Supporters of Bolsonaro taking advantage of the leniency of the police to present themselves as rebels.
Unlike what happened in the United States after the election of Biden, the Brazilian Armed Forces—comprised of officers trained in military schools permeated by the anti-communist discourse of the Cold War context and by the historical revisionism that calls the military civil coup the “‘64 revolution”—are a fundamental part of the coup movements. Social and electoral Bolsonarism involves numerous reserve officers from the army, navy, and air force. Active-duty officers barely disguise their support for the pro-Bolsonaro protesters; since 2014, they have made public statements expressing opposition to leftist parties and candidates. The most obvious proof of the support of the Armed Forces for the coup movements is their tolerance of the camps outside their barracks, which would certainly not have been accepted if the content of the demonstrations had been different.
In hopes of brokering a rapprochement within the institutions, the coalition led by the institutional left that won the elections of October appointed José Múcio to the Ministry of Defense—a right-wing politician who is a friend of the military, whose party (the Partido Trabalhista Brasileiro) used the motto “God, Family, Homeland, and Liberty.” In his statement on the demonstrations, Lula admitted that the Minister of Defense had not acted to evict the occupations around the barracks.
Anarchists and other anti-fascists march on January 9, 2023 in Belo Horizonte against the threat of fascism in Brazil.
What is happening today in Brazil shows the strength that the extreme right has gained over the past decade, capitalizing on a diffuse social fascism that has always existed in Brazilian society. The democratic institutions that were introduced with the 1988 Constitution of Brazil did not know how to defend themselves against this—or else did not desire to. We can see this from the very beginning, in the participation of the military in the process of reintroducing democratic elections in the 1980s and the “constitutional role” of the military as guarantors of state power.
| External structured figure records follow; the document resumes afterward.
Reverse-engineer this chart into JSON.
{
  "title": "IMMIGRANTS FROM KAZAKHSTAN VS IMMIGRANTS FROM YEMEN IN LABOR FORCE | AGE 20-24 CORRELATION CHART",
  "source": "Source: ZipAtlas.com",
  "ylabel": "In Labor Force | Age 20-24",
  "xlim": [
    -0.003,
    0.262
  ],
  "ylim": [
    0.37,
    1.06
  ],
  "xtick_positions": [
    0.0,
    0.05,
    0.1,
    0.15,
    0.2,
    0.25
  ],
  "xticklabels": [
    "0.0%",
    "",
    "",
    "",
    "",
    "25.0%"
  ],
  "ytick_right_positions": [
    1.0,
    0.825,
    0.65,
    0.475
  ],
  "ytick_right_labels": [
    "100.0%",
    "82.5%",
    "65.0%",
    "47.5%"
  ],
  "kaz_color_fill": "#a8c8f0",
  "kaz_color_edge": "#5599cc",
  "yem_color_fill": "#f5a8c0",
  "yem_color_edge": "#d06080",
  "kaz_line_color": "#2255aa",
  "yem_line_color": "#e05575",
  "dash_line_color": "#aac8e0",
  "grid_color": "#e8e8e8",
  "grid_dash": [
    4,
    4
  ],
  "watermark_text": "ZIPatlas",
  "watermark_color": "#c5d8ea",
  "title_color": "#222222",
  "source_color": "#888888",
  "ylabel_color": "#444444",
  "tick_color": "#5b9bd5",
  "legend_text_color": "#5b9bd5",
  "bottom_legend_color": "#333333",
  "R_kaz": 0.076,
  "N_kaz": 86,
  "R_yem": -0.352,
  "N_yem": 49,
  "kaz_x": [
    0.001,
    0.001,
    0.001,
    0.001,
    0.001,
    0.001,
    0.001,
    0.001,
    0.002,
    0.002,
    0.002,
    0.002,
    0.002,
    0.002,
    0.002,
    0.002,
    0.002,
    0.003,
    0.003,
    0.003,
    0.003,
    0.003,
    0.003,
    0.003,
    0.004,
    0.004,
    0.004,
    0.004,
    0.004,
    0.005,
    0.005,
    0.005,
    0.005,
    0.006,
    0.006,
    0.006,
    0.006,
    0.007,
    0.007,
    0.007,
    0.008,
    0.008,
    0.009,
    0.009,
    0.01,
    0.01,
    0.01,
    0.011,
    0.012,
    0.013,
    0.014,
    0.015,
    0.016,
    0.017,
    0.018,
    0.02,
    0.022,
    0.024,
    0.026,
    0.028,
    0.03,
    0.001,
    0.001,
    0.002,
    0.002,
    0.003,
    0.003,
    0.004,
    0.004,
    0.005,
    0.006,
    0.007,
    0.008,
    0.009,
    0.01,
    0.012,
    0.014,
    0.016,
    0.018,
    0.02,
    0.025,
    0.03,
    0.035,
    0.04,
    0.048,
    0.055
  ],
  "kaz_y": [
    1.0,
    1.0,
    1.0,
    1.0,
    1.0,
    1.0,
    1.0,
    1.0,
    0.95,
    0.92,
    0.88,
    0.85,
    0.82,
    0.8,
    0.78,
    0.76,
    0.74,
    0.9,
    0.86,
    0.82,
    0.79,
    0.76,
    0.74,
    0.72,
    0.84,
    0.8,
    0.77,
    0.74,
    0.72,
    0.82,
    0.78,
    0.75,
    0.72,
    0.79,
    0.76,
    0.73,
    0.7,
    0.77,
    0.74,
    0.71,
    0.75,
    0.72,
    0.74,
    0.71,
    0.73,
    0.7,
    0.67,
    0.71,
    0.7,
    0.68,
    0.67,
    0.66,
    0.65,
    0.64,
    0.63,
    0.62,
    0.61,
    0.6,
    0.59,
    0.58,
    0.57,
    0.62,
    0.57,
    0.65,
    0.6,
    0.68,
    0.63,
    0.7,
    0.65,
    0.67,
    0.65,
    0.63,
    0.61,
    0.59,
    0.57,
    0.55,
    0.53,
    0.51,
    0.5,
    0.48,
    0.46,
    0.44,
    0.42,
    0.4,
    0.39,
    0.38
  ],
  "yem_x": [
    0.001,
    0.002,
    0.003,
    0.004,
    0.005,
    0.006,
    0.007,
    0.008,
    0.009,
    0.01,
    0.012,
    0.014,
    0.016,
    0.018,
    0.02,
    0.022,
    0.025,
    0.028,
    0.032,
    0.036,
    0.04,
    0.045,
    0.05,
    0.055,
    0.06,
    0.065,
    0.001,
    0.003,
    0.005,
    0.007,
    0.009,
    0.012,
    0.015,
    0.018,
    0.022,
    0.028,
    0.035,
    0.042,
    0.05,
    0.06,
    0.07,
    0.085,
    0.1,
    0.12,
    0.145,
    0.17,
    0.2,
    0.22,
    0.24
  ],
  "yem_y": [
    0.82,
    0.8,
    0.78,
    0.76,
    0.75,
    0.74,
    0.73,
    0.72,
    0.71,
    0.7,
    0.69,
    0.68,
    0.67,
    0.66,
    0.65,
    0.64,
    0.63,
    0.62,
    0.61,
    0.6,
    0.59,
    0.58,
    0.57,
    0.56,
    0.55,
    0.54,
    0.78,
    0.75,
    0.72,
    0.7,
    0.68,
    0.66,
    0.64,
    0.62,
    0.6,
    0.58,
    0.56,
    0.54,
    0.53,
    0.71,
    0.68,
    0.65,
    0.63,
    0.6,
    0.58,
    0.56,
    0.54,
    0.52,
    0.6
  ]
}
The biggest shame for the left as a whole—and especially for those who consider themselves radicals—is that the government of Jair Bolsonaro and his militias has reorganized the entire state structure, dismantling public health, education, and environmental protections while targeting Black and Indigenous people, women, and LGBTQI+ people, all in the midst of a global pandemic that killed more people in Brazil than the per capita average worldwide. Yet we were unable to respond throughout those events—neither with a general strike, nor by shutting down cities and highways, nor by invading the president’s palace.
Now all of those actions, which we should have taken to defend ourselves against the far right, are associated with the far right. This contributes to a discourse that will paralyze us, rendering it impossible to wield the leverage we need to against fascists both outside and inside state institutions, not to mention the other parties that will also use the institutions of government to continue imposing the worst effects of capitalism on us.
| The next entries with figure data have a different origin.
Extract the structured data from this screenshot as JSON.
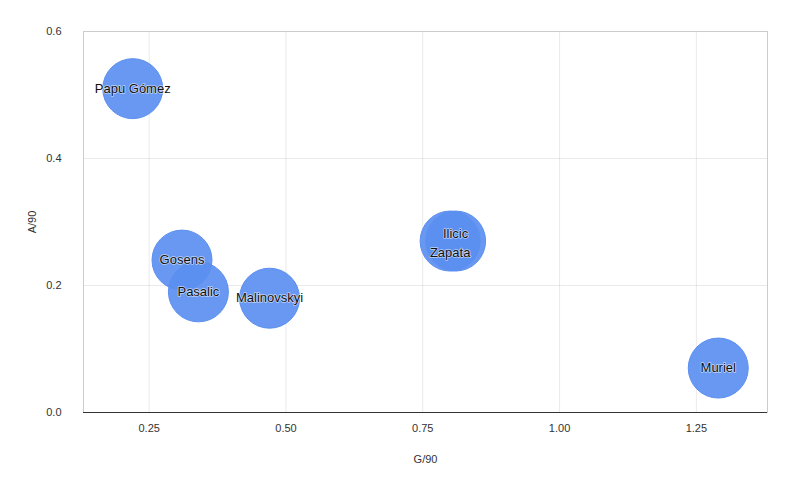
{
  "chart_data": {
    "type": "scatter",
    "x_label": "G/90",
    "y_label": "A/90",
    "labels": [
      "Papu Gómez",
      "Gosens",
      "Pasalic",
      "Malinovskyi",
      "Ilicic",
      "Zapata",
      "Muriel"
    ],
    "x": [
      0.22,
      0.31,
      0.34,
      0.47,
      0.81,
      0.8,
      1.29
    ],
    "values": [
      0.51,
      0.24,
      0.19,
      0.18,
      0.27,
      0.27,
      0.07
    ],
    "color": "#5b8ff0",
    "xlim": [
      0.13,
      1.38
    ],
    "xticks": [
      0.25,
      {
        "value": 0.5,
        "label": "0.50"
      },
      0.75,
      {
        "value": 1,
        "label": "1.00"
      },
      1.25
    ],
    "ylim": [
      0,
      0.6
    ],
    "yticks": [
      {
        "value": 0,
        "label": "0.0"
      },
      0.2,
      0.4,
      0.6
    ],
    "grid": true
  }
}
We need to foment popular revolt that includes all the disenfranchised sectors of society, everyone who is targeted by fascists, everyone who suffers under capitalism even when it is managed by a progressive government. We must not delegitimize insurrection when the state apparatus is in the hands of the center-left while the streets remain in the hands of fascists and security forces. We must find ways to resist, rejecting the blackmail of those who claim that the most important thing is to maintain order, with their eternal moralism in defense of private property and state power.
A march on January 9, 2023 in Belo Horizonte against the threat of fascism in Brazil. The participants are chanting “Step back fascist—popular power is on the streets!”